2016No341 Certificates of perjury

Defendant

A

Appellant

Defendant

Prosecutor

The teascopic (prosecutions) and yellowscopic (public trial)

Defense Counsel

Attorney B (Korean National Assembly)

The judgment below

Changwon District Court Decision 2016Gohap592 decided November 30, 2016

Imposition of Judgment

June 22, 2017

Text

The judgment of the court below is reversed.

The defendant shall be innocent.

The summary of the judgment shall be published.

Reasons

1. Summary of grounds for appeal;

C did not have any physical contact between C and D due to protein, and there was no physical contact between C and D.

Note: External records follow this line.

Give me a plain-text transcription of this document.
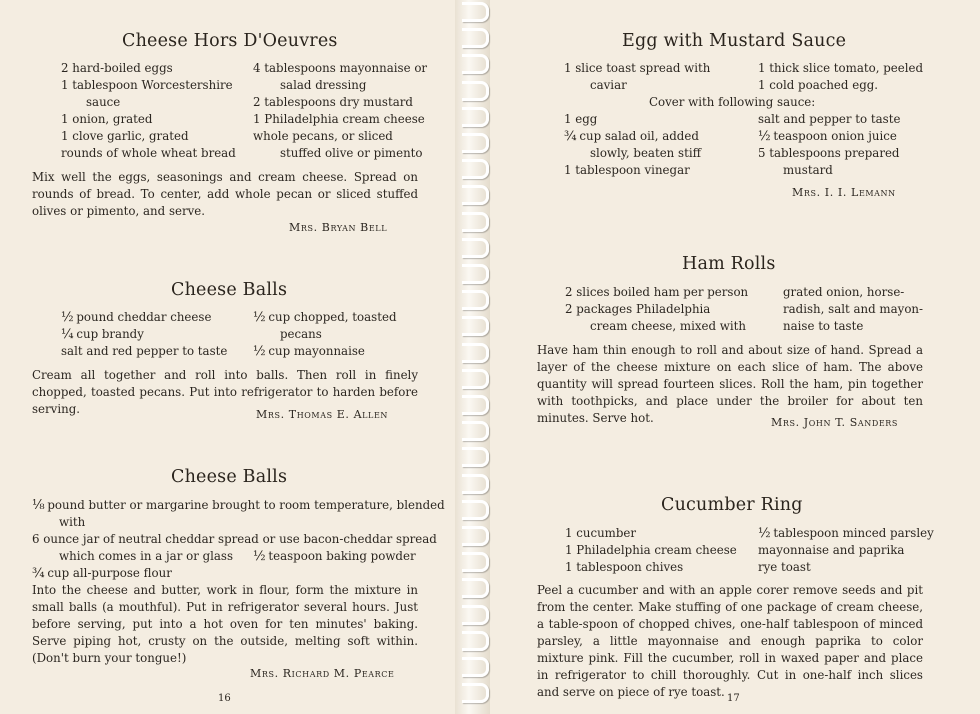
Cheese Hors D'Oeuvres
2 hard-boiled eggs
1 tablespoon Worcestershire
sauce
1 onion, grated
1 clove garlic, grated
rounds of whole wheat bread
4 tablespoons mayonnaise or
salad dressing
2 tablespoons dry mustard
1 Philadelphia cream cheese
whole pecans, or sliced
stuffed olive or pimento
Mix well the eggs, seasonings and cream cheese. Spread on rounds of bread. To center, add whole pecan or sliced stuffed olives or pimento, and serve.
Mrs. Bryan Bell
Cheese Balls
½ pound cheddar cheese
¼ cup brandy
salt and red pepper to taste
½ cup chopped, toasted
pecans
½ cup mayonnaise
Cream all together and roll into balls. Then roll in finely chopped, toasted pecans. Put into refrigerator to harden before serving.	Mrs. Thomas E. Allen
Cheese Balls
⅛ pound butter or margarine brought to room temperature, blended
with
6 ounce jar of neutral cheddar spread or use bacon-cheddar spread
which comes in a jar or glass ½ teaspoon baking powder
¾ cup all-purpose flour
Into the cheese and butter, work in flour, form the mixture in small balls (a mouthful). Put in refrigerator several hours. Just before serving, put into a hot oven for ten minutes' baking. Serve piping hot, crusty on the outside, melting soft within. (Don't burn your tongue!)
Mrs. Richard M. Pearce
16
Egg with Mustard Sauce
1 slice toast spread with
caviar
1 thick slice tomato, peeled
1 cold poached egg.
Cover with following sauce:
1 egg
¾ cup salad oil, added
slowly, beaten stiff
1 tablespoon vinegar
salt and pepper to taste
½ teaspoon onion juice
5 tablespoons prepared
mustard
Mrs. I. I. Lemann
Ham Rolls
2 slices boiled ham per person
2 packages Philadelphia
cream cheese, mixed with
grated onion, horse-
radish, salt and mayon-
naise to taste
Have ham thin enough to roll and about size of hand. Spread a layer of the cheese mixture on each slice of ham. The above quantity will spread fourteen slices. Roll the ham, pin together with toothpicks, and place under the broiler for about ten minutes. Serve hot.	Mrs. John T. Sanders
Cucumber Ring
1 cucumber
1 Philadelphia cream cheese
1 tablespoon chives
½ tablespoon minced parsley
mayonnaise and paprika
rye toast
Peel a cucumber and with an apple corer remove seeds and pit from the center. Make stuffing of one package of cream cheese, a table-spoon of chopped chives, one-half tablespoon of minced parsley, a little mayonnaise and enough paprika to color mixture pink. Fill the cucumber, roll in waxed paper and place in refrigerator to chill thoroughly. Cut in one-half inch slices and serve on piece of rye toast. 17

Therefore, the Defendant, who testified to the same purport, did not perjury by making a false statement contrary to his memory. Nevertheless, the lower court erred by misapprehending the facts or by misapprehending the legal doctrine, thereby adversely affecting the conclusion of the judgment.

2. Determination

A. Summary of the facts charged in this case

Around 14:00 on May 12, 2016, the Defendant appeared and taken an oath as a witness of the Defendant’s injury case against Changwon District Court Jinyang Branch 202, Jinju Branch 203, Jinju Branch 303, the said court’s Jinju Branch 2015Da5477, the Defendant testified to the effect that C did not have any physical contact between C and D.

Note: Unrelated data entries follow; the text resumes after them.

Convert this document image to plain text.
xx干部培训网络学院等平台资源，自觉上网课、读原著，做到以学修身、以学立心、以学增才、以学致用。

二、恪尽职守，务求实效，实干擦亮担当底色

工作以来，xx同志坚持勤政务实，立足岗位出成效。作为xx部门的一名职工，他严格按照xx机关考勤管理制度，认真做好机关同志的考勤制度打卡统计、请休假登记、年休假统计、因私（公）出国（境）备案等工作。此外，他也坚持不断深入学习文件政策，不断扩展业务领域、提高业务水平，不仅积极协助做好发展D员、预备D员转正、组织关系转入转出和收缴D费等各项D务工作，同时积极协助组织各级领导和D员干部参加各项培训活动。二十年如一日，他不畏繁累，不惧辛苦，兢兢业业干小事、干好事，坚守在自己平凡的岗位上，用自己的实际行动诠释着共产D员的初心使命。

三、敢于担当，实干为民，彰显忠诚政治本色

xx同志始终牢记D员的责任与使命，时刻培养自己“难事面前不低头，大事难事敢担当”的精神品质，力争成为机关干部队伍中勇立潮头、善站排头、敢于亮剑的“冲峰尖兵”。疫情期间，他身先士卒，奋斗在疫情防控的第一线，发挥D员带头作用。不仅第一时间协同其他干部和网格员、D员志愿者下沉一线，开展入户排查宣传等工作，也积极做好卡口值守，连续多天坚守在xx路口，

However, at around 13:45 on May 29, 2015, C took the face of D in the front corridor No. 101, 409, Jinju-si, E Apartment 101, 409, as seen earlier by the Defendant, and took the two descendants of D so avoided.

Accordingly, the defendant made a false statement contrary to his memory and raised perjury.

B. The judgment of the court below

The court below found the defendant guilty of the facts charged in this case on the grounds of the evidence and the final judgment of the court below No. 2015, 547.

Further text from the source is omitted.